The ruling of the United Nations International Court of Justice in The Hague has a weight in proving Russia's violation of international law. No one in the international community argues about the status of the Ukrainian peninsula, with the exception of some Russian satellites (only the unrecognized republics of Abkhazia, South Ossetia, Nagorno-Karabakh, as well as Kazakhstan and Kirghizstan recognized a pseudo-referendum in Crimea on the accession to Russia).
However, the court will not be able to get Russia to withdraw from Donbas and Crimea.
If Russia is accused of financing terrorism, Turkey may demand the same move against the United States, since Washington supported Kurdish separatists in northern Syria who fought against regular Turkish troops
The ICJ is the body with the highest authority in the international judiciary so its ruling on Russia's violation of international law, namely, the rights of the Crimean Tatars and Ukrainians on the peninsula would be very important. And even more important is the case where the ICJ could prove that Russia violated the Convention on the Financing of Terrorism.
According to Ukrainian media, the convention has never been applied before, as it could open a "Pandora's box". In other words, if Russia is accused of financing terrorism, Turkey, for example, may demand the same move against the United States, since Washington supported Kurdish separatists in northern Syria who fought against regular Turkish troops.
It is also important to understand that the recent ICJ did not accuse Russia but merely decided on the case admissibility, confirming its jurisdiction over the claim lodged by Ukraine. It was at this stage that the Russians tried to object. Apparently, they felt confident in the victory, because they won a similar case against Georgia 10 years ago because of the mistakes made by the Georgian side...

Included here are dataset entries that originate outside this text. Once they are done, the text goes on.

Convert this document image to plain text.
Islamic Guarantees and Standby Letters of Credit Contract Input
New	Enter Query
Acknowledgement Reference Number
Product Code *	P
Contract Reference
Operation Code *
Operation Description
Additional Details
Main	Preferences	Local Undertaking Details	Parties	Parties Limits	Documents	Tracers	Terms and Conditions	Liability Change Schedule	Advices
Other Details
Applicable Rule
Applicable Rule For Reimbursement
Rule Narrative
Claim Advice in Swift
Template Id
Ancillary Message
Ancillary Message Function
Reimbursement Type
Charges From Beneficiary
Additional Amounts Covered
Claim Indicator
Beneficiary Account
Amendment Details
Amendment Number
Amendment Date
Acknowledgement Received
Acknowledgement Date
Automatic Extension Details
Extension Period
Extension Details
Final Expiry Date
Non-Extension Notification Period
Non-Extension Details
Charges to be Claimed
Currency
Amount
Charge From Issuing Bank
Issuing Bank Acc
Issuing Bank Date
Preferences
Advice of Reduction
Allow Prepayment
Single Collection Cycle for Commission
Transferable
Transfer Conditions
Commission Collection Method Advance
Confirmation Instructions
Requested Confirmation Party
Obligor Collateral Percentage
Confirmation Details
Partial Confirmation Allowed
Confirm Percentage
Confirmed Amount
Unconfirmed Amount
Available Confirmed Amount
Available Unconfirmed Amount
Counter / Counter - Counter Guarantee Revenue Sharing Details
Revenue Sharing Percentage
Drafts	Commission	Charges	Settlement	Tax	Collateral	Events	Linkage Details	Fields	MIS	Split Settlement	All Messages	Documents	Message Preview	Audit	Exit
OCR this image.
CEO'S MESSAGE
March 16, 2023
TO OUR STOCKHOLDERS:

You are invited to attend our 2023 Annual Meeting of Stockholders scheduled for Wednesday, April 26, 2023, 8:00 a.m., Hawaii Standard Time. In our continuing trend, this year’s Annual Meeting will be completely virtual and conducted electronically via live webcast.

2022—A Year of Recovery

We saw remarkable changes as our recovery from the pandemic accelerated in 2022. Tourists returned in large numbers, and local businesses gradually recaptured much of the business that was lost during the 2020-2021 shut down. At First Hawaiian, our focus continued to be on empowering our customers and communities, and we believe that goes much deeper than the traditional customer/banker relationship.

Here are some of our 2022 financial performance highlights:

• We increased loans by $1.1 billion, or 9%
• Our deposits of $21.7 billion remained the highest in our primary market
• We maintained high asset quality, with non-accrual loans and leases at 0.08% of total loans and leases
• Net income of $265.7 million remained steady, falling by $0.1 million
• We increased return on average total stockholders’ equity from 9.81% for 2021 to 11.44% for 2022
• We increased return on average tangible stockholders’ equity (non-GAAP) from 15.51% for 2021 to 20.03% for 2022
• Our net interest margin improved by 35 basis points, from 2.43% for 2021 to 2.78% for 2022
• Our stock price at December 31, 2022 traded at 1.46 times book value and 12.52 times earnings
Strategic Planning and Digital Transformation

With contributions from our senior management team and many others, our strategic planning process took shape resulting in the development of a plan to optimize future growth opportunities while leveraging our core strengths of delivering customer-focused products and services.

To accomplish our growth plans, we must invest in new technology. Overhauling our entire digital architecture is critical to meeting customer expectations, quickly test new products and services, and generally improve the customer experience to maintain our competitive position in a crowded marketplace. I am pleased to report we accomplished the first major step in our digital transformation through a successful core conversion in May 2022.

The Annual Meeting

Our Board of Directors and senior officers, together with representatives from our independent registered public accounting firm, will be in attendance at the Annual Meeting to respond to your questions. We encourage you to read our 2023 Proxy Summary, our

As for the ultimate court verdicts, lawyers say they can be expected no earlier than 2022. The least Ukraine can claim from Russia is compensation. However, compensation is not the main thing Ukraine is seeking.
Now the world community is undergoing a simple choice phase, where on the scales is the weight of international law – the reaction and moves of state actors that had once formed the body of international law and adhered to it permanently – and the opportunity to turn a blind eye to violations of international law for the sake of "reconciliation" with Russia. But for Ukraine, this is the only chance to prove to the world community a clear rule: the country that violates international law deserves punishment. It's up to the court to determine the scale of such punishment but the very fact that the violations are proven and not forgotten would be a clear victory of "power of law" over "power of force."
Russia hasn't responded to the ICJ ruling. However, it is not difficult to predict their upcoming reaction. Procedural decisions made by judges and the trial as a whole will be used by the Russians as bargaining chips in Donbas de-escalation talks. They will offer Ukraine to first drop the claims before the sides could talk on the merits.
Silence in the Russian media means Moscow admits defeat in court, so Moscow will build its tactics toward further blackmail – not only of Ukraine, but also France and Germany
For example, the issue has already been linked to energy, including gas transit, which paints the latter in political, rather than market-economic colors. It should be recalled that the Russians have pulled their "wild card": "Want to talk about transit? No problem, but let's nullify all arbitration claims, then we'll talk transit and pricing. But in reality, this is a common blackmail that the Russians apply as they know that the Ukrainian side really needs a Normandy Four summit.
The same could be applied to ICJ rulings. Silence in the Russian media means Moscow admits defeat in court, so Moscow will build its tactics toward further blackmail – not only of Ukraine, but also France and Germany.
It is difficult to imagine that the Kremlin recognizes the verdict of the UN court. But, again, they could use it to further delay the Donbas settlement process.
It is logical that the process of de-escalation should begin with the official recognition of the facts of Russia's financing of terrorism and, consequently, the Kremlin's conscious support of separatists in the Ukrainian territory. Recognizing this through an international court would effectively disarm skeptics who have speculated on the issue for years.
At the same time, the UN court ruling strengthens Ukraine's position in the international arena, and especially in the negotiations on Crimea and Donbas. However, it gives no guarantees that Russia will implement and recognize the decision. Again, it all depends on the geopolitical bargaining that is now underway.